La denuncia arriva direttamente da Samuele Falossi, segretario generale della Slc-Cgil Livorno e Pisa, a margine dell’assemblea di categoria che si è tenuta ieri nella sede del sindacato livornese.
La sede livornese di Konecta vive una situazione di estrema fragilità, infatti l’unica commessa gestita al momento è il servizio clienti 187 di Tim. La decisione della compagnia telefonica di tagliare i flussi di traffico verso gli operatori umani, accelerata dall’introduzione di assistenti digitali basati sull’intelligenza artificiale, ha costretto Konecta ad applicare contratti di solidarietà all’80% per tutto il personale, quasi interamente composto da donne.
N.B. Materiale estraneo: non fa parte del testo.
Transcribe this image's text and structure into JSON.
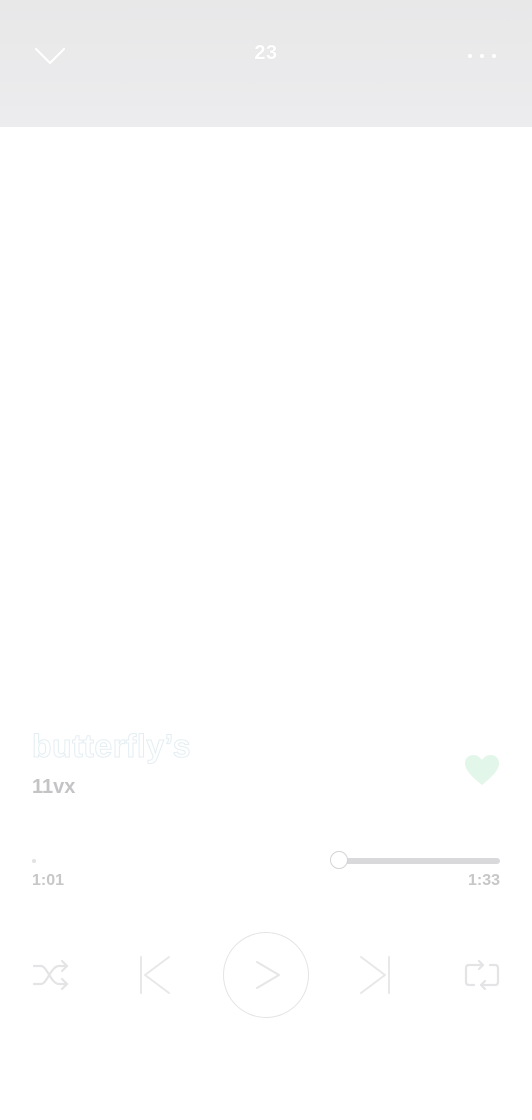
{
  "header": {
    "title": "23",
    "collapse_icon": "chevron-down-icon",
    "more_icon": "more-horizontal-icon"
  },
  "track": {
    "title": "butterfly’s",
    "artist": "11vx",
    "liked": true
  },
  "playback": {
    "elapsed": "1:01",
    "total": "1:33",
    "progress_fraction": 0.656
  },
  "controls": {
    "shuffle_icon": "shuffle-icon",
    "previous_icon": "skip-previous-icon",
    "play_icon": "play-icon",
    "next_icon": "skip-next-icon",
    "repeat_icon": "repeat-icon"
  },
  "colors": {
    "header_background": "#e9e9eb",
    "like_accent": "#e3f6ea",
    "track_progress_remaining": "#d9d9db",
    "muted_text": "#c4c4c6"
  }
}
“Nei giorni scorsi – ha spiegato Falossi – Tim ha confermato la propria intenzione di continuare a garantire al call center livornese il 20% dei volumi storici del 187, ma soltanto fino al prossimo dicembre. Significa che abbiamo esattamente sei mesi di tempo per trovare una soluzione e salvare questi 76 posti di lavoro”.
Un’impresa decisamente non semplice, per la quale la Cgil vorrebbe un maggior impegno da parte del Governo. Se da un lato infatti le istituzioni locali hanno dimostrato un grande impegno, il sindacato pretende un ruolo più incisivo da parte del Mimit (Ministero delle imprese e del made in Italy). Trattandosi di Tim, azienda a partecipazione statale, il Ministero ha il dovere di richiamare la dirigenza alle proprie responsabilità sociali.
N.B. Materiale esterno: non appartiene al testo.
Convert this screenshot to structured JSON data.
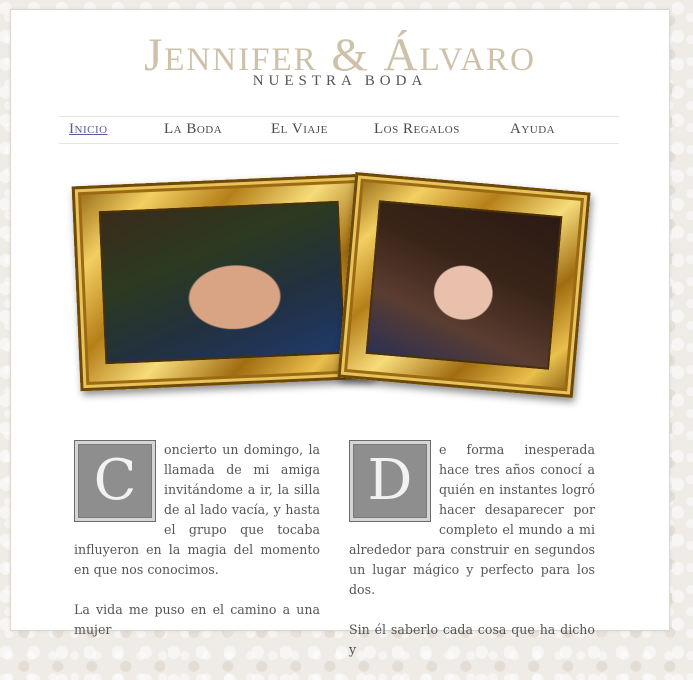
{
  "header": {
    "title": "Jennifer & Álvaro",
    "subtitle": "NUESTRA BODA"
  },
  "nav": {
    "items": [
      {
        "label": "Inicio",
        "active": true
      },
      {
        "label": "La Boda",
        "active": false
      },
      {
        "label": "El Viaje",
        "active": false
      },
      {
        "label": "Los Regalos",
        "active": false
      },
      {
        "label": "Ayuda",
        "active": false
      }
    ]
  },
  "photos": [
    {
      "subject": "Álvaro portrait in gold frame"
    },
    {
      "subject": "Jennifer portrait in gold frame"
    }
  ],
  "columns": [
    {
      "dropcap": "C",
      "paragraph1": "oncierto un domingo, la llamada de mi amiga invitándome a ir, la silla de al lado vacía, y hasta el grupo que tocaba influyeron en la magia del momento en que nos conocimos.",
      "paragraph2": "La vida me puso en el camino a una mujer"
    },
    {
      "dropcap": "D",
      "paragraph1": "e forma inesperada hace tres años conocí a quién en instantes logró hacer desaparecer por completo el mundo a mi alrededor para construir en segundos un lugar mágico y perfecto para los dos.",
      "paragraph2": "Sin él saberlo cada cosa que ha dicho y"
    }
  ],
  "colors": {
    "title": "#cec1a9",
    "link_active": "#5a5a9a",
    "text": "#555555",
    "frame_gold": "#d4a93a"
  }
}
A tracciare il quadro nazionale della crisi è stato Marco Del Cimmuto, della segreteria nazionale Slc-Cgil, che ha lanciato l’allarme sull’uso della tecnologia nei servizi al pubblico.
“Il settore dei call center è colpito duramente dall’impatto dell’intelligenza artificiale – ha spiegato Del Cimmuto -. Chiediamo da tempo che le lavoratrici e i lavoratori non rimangano schiacciati tra la digitalizzazione e la logica degli appalti al massimo ribasso. Su questo aspetto deve intervenire il governo con politiche industriali chiare”.